Combs memberikan lukisan persepsi diri dan dunia seseorang seperti dua lingkaran (besar dan kecil) yang bertitik pusat pada satu. Lingkaran kecil (1) adalah gambaran dari persepsi diri dan lingkungan besar (2) adalah persepsi dunia. Makin jauh peristiwa-peristiwa itu dari persepsi diri makin berkurang pengaruhnya terhadap perilakunya. Jadi, hal-hal yang mempunyai sedikit hubungan dengan diri, makin mudah hal itu terlupakan.



b.        Maslow
Teori Maslow didasarkan pada asumsi bahwa di dalam diri individu ada dua hal :
(1)      suatu usaha yang positif untuk berkembang
(2)      kekuatan untuk melawan atau menolak perkembangan itu.
Maslow mengemukakan bahwa individu berperilaku dalam upaya untuk memenuhi kebutuhan yang bersifat hirarkis. Pada diri masing-masing orang mempunyai berbagai perasaan takut seperti rasa takut untuk berusaha atau berkembang, takut untuk mengambil kesempatan, takut membahayakan apa yang sudah ia miliki dan sebagainya, tetapi di sisi lain seseorang juga memiliki dorongan untuk lebih maju ke arah keutuhan, keunikan diri, ke arah berfungsinya semua kemampuan, ke arah kepercayaan diri menghadapi dunia luar dan pada saat itu juga ia dapat menerima diri sendiri.
Maslow membagi kebutuhan-kebutuhan (needs) manusia menjadi tujuh hirarki. Bila seseorang telah dapat memenuhi kebutuhan pertama, seperti kebutuhan fisiologis, barulah ia dapat menginginkan kebutuhan yang terletak di atasnya, ialah kebutuhan mendapatkan ras aman dan seterusnya. Hierarki kebutuhan manusia menurut Maslow ini mempunyai implikasi yang penting yang harus diperharikan oleh guru pada waktu ia mengajar anak-anak. Ia mengatakan bahwa perhatian dan motivasi belajar ini mungkin berkembang kalau kebutuhan dasar si siswa belum terpenuhi.

c.         Carl Rogers
Carl Rogers lahir 8 Januari 1902 di Oak Park, Illinois Chicago, sebagai anak keempat dari enam bersaudara.
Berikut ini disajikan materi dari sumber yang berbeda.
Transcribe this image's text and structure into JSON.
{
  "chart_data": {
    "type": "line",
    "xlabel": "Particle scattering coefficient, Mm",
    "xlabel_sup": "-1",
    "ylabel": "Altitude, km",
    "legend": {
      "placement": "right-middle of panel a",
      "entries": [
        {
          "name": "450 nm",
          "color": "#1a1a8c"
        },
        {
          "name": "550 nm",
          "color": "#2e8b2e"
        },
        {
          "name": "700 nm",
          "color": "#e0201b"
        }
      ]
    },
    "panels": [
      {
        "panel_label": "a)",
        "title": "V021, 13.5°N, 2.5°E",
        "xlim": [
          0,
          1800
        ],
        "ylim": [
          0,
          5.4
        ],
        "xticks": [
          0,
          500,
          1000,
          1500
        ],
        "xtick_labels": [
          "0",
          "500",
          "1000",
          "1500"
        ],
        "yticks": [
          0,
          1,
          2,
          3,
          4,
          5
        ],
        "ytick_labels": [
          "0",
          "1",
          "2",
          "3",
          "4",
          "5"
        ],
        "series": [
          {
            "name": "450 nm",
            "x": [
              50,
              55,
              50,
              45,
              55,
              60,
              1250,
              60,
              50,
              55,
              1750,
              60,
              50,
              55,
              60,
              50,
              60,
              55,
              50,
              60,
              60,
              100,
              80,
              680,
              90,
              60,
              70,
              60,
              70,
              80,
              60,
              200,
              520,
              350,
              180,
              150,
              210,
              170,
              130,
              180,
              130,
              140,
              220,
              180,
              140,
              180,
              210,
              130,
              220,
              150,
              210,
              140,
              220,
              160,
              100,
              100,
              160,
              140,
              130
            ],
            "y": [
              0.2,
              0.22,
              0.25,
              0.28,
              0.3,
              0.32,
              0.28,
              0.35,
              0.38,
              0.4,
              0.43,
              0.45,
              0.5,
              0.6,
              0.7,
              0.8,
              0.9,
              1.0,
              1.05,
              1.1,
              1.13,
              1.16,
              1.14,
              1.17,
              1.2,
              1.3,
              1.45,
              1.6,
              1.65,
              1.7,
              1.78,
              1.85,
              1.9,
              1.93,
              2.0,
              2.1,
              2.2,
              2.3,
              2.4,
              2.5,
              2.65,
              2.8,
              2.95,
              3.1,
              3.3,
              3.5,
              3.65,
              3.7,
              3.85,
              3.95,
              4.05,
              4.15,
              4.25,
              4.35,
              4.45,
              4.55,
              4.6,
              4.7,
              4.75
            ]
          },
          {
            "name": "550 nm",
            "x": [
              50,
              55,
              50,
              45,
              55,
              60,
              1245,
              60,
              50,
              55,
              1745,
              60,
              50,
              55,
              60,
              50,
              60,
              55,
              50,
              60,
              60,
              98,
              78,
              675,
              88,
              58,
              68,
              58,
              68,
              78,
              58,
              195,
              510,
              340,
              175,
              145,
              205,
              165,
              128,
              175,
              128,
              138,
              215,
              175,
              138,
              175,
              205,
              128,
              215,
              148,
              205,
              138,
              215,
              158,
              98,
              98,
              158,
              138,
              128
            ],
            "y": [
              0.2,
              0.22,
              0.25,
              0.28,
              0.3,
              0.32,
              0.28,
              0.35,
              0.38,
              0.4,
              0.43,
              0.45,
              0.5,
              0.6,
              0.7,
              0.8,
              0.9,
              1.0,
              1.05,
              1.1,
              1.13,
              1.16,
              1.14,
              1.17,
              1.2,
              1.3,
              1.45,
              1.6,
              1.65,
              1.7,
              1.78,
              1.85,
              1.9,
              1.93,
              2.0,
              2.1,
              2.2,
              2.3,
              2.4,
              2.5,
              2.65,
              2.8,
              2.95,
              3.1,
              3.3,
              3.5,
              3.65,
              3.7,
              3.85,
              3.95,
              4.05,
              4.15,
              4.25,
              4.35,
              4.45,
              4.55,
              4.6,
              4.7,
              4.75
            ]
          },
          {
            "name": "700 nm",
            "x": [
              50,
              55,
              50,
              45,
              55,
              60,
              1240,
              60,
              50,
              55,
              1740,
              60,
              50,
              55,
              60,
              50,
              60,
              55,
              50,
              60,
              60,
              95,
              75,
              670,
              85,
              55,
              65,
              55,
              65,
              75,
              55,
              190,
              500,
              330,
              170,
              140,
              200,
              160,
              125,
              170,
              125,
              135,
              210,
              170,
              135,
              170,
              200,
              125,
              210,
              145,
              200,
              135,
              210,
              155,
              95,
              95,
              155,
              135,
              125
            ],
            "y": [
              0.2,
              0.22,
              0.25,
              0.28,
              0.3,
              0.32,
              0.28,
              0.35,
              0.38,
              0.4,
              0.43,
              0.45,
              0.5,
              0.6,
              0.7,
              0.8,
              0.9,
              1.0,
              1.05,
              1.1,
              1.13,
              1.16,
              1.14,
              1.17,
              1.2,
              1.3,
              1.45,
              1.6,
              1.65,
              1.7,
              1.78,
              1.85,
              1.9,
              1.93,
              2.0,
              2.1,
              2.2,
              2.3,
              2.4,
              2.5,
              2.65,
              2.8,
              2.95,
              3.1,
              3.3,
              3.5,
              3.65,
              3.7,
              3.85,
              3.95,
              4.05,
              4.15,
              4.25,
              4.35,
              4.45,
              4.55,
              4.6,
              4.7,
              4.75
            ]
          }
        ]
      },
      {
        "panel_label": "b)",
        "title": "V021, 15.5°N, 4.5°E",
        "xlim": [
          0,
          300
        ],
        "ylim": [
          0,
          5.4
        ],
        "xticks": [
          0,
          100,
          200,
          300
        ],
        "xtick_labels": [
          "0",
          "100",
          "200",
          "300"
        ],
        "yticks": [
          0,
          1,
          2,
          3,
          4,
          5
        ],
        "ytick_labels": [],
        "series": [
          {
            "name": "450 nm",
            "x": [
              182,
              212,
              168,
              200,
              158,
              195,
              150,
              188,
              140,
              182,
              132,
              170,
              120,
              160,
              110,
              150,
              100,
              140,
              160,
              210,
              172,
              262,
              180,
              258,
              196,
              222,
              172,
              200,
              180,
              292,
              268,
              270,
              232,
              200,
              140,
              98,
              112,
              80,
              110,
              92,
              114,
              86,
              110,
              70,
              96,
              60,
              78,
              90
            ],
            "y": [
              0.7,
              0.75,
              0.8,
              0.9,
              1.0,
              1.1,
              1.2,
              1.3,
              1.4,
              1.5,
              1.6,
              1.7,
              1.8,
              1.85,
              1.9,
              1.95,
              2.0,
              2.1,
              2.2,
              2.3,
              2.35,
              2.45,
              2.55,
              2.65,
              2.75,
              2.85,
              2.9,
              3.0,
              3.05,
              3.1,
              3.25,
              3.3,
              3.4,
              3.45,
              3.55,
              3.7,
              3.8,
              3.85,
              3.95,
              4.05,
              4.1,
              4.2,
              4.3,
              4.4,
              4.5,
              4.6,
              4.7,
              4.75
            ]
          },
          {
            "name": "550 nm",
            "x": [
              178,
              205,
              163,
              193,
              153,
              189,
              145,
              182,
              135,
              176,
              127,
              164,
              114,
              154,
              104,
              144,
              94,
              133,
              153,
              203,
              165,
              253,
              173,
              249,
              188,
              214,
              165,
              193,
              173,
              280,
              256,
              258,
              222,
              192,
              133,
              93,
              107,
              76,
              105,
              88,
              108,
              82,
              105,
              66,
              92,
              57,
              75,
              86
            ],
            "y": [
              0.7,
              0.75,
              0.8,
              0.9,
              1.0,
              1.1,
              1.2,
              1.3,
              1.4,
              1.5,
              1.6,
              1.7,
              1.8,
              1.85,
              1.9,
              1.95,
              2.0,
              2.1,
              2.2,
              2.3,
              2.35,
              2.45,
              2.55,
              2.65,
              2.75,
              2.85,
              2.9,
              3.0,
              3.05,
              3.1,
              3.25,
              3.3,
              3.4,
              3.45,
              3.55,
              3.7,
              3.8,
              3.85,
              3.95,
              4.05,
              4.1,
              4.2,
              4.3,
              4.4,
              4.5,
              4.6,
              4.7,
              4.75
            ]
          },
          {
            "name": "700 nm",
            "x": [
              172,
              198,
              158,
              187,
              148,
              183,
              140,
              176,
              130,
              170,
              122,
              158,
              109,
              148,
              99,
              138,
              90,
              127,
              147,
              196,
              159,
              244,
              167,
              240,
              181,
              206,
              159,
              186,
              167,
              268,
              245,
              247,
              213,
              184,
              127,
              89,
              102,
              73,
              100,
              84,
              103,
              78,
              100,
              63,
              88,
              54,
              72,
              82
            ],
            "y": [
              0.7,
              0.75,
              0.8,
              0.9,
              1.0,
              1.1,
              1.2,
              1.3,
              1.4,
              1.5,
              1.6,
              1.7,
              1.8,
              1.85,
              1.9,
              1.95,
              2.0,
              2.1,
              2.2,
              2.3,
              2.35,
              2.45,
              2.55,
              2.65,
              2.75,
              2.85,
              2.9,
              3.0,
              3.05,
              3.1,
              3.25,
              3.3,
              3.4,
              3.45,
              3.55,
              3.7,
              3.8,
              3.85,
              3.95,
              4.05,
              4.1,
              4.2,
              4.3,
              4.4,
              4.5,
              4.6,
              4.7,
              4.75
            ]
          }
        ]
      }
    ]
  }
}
Semula Rogers menekuni bidang agama tetapi akhirnya pindah ke bidang psikologi. Ia mempelajari psikologi klinis di Universitas Columbia dan mendapat gelar Ph.D pada tahun 1931, sebelumnya ia telah merintis kerja klinis di Rochester Society untuk mencegah kekerasan pada anak.
Gelar profesor diterima di Ohio State tahun 1960. Tahun 1942, ia menulis buku pertamanya, Counseling and Psychotherapy dan secara bertahap mengembangkan konsep Client-Centerd Therapy. Rogers membedakan dua tipe belajar, yaitu:
1.    Kognitif (kebermaknaan)
2.    Experiential ( pengalaman atau signifikansi)
Guru menghubungan pengetahuan akademik ke dalam pengetahuan terpakai seperti memperlajari mesin dengan tujuan untuk memperbaikai mobil. Experiential Learning menunjuk pada pemenuhan kebutuhan dan keinginan siswa. Kualitas belajar experiential learning mencakup : keterlibatan siswa secara personal, berinisiatif, evaluasi oleh siswa sendiri, dan adanya efek yang membekas pada siswa.
Menurut Rogers yang terpenting dalam proses pembelajaran adalah pentingnya guru memperhatikan prinsip pendidikan dan pembelajaran, yaitu:
1.    Menjadi manusia berarti memiliki kekuatan yang wajar untuk belajar. Siswa tidak harus belajar tentang hal-hal yang tidak ada artinya.
2.    Siswa akan mempelajari hal-hal yang bermakna bagi dirinya. Pengorganisasian bahan pelajaran berarti mengorganisasikan bahan dan ide baru sebagai bagian yang bermakna bagi siswa.
3.    Pengorganisasian bahan pengajaran berarti mengorganisasikan bahan dan ide baru sebagai bagian yang bermakna bagi siswa.
4.    Belajar yang bermakna dalam masyarakat modern berarti belajar tentang proses.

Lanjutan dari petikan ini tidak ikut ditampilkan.